DIY shirts
Before the world was flooded by designer and band shirts and other graphic shirts, people had to make their own colourful shirts. For instance, in the 1960s the Asian tie-dyeing technique called batik became popular among the hippie youth in the West for creating psychedelically vibrant T-shirts. In Soviet Estonia, any means available at the time were used to transfer images onto shirts. T-shirts were hand-painted at home, and self-made templates were used to imitate trademarks. The more entrepreneurial would set up screen printing workshops and copy Western goods. Compared to the West, the Soviet DIY culture was not so much about self-assertion as a practical need in the conditions of deficit. Nowadays, anyone can of course order a shirt with a custom slogan online.
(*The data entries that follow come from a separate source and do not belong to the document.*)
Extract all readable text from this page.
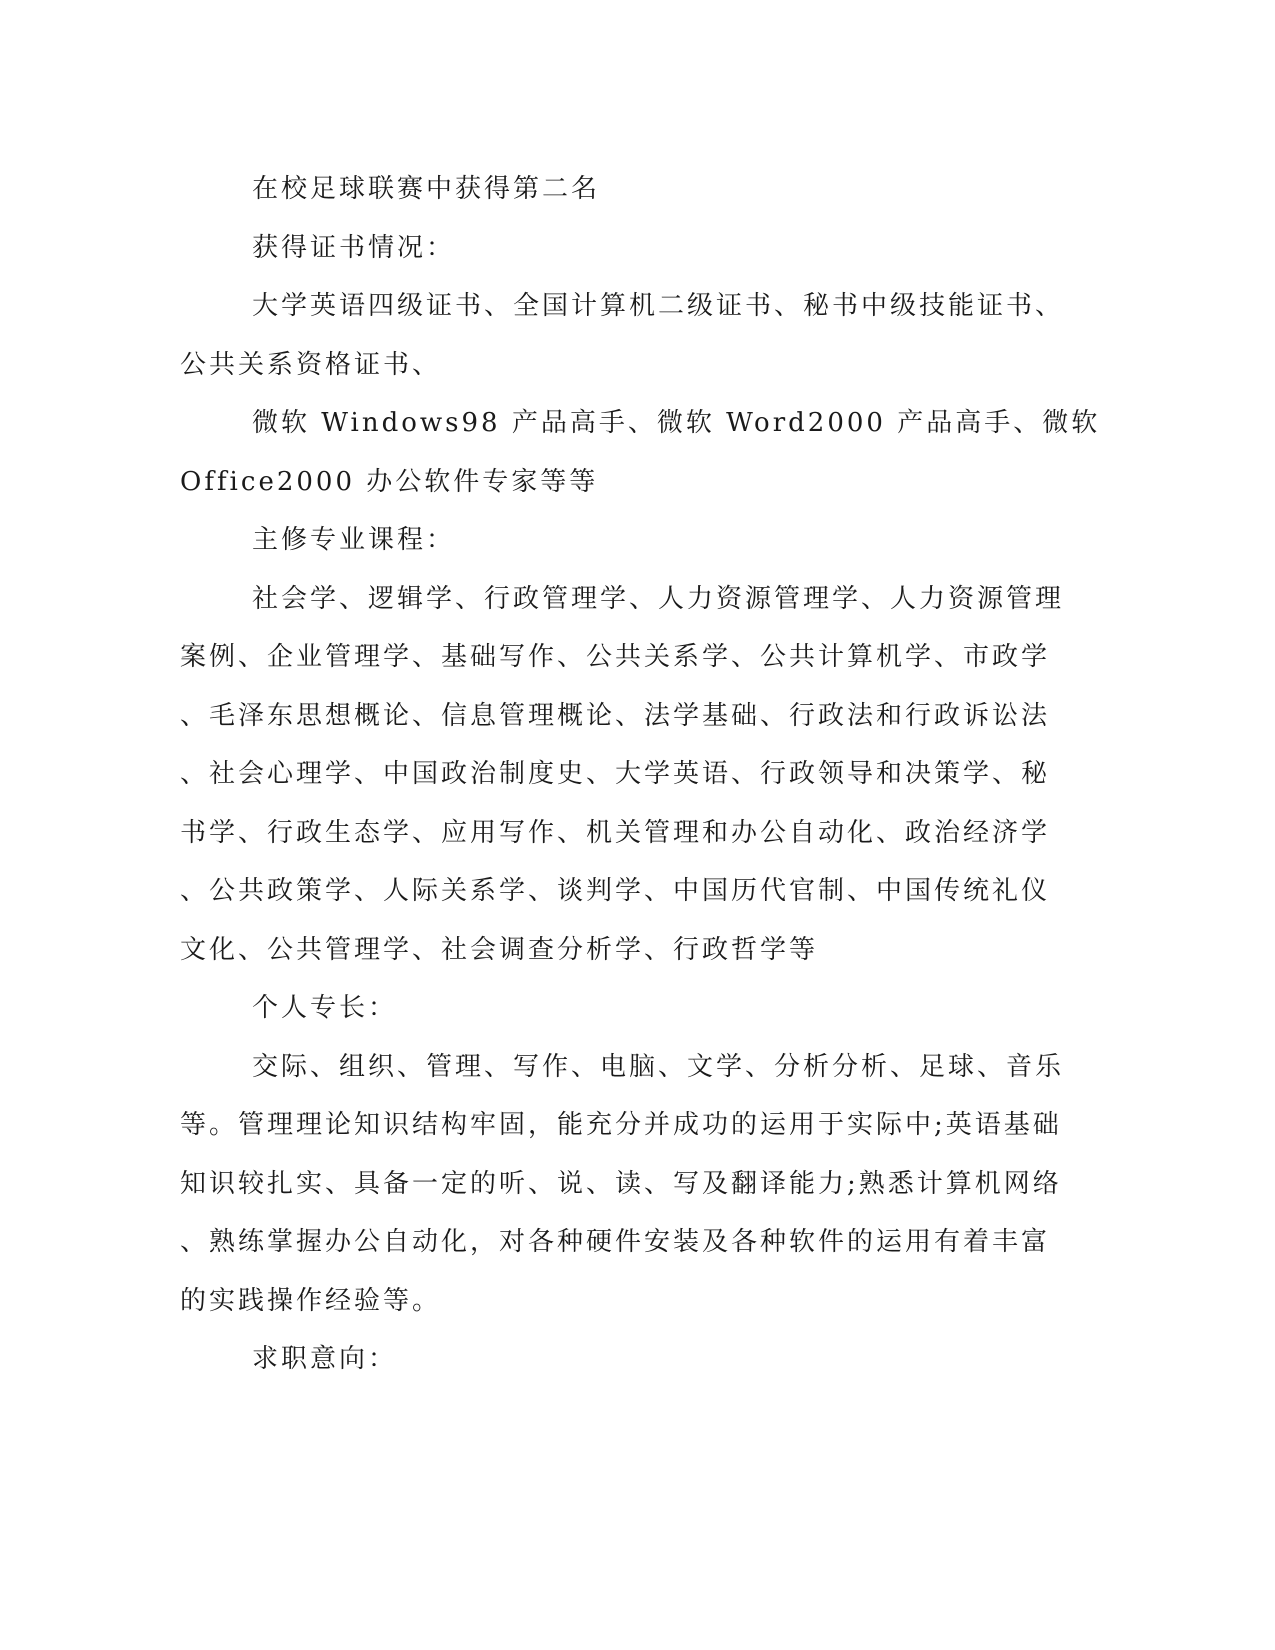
在校足球联赛中获得第二名
获得证书情况：
大学英语四级证书、全国计算机二级证书、秘书中级技能证书、
公共关系资格证书、
微软 Windows98 产品高手、微软 Word2000 产品高手、微软
Office2000 办公软件专家等等
主修专业课程：
社会学、逻辑学、行政管理学、人力资源管理学、人力资源管理
案例、企业管理学、基础写作、公共关系学、公共计算机学、市政学
、毛泽东思想概论、信息管理概论、法学基础、行政法和行政诉讼法
、社会心理学、中国政治制度史、大学英语、行政领导和决策学、秘
书学、行政生态学、应用写作、机关管理和办公自动化、政治经济学
、公共政策学、人际关系学、谈判学、中国历代官制、中国传统礼仪
文化、公共管理学、社会调查分析学、行政哲学等
个人专长：
交际、组织、管理、写作、电脑、文学、分析分析、足球、音乐
等。管理理论知识结构牢固，能充分并成功的运用于实际中;英语基础
知识较扎实、具备一定的听、说、读、写及翻译能力;熟悉计算机网络
、熟练掌握办公自动化，对各种硬件安装及各种软件的运用有着丰富
的实践操作经验等。
求职意向：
The yellow shirt with a hand-painted slogan “Jaani kirik” (Estonian for “St. John’s Church”) was worn by a student of Viljandi Vocational School No. 4 during archaeological practice at the excavations of Viljandi Franciscan monastery in the summer of 1979 and 1980.
The red shirt with a silkscreen image and the text “Surf” is a good example of pirated shirts that became widespread in the late 1980s, featuring Western images copied from magazines and elsewhere.
Artist Marco Laimre probably made this white shirt with the slogan “Wolf Kriimsilm International Fan Club” in 1991, when he heard Koit Raudsepp on Estonian Radio talk about the international fan club of the Estonian drummer Gunnar Graps. The hand-painted shirt is a kind of parody of band shirts, at the time posing questions about opening the newly re-independent country to the West, and about the exact meaning of “international”.
The former President of Estonia, Toomas Henrik Ilves, wore this T-shirt with the text “NO selfies today” at Viljandi Folk Music Festival in 2014. With this self-ironic commentary he referred to a selfie made under the Singing Arch at the Song Celebration a few weeks earlier.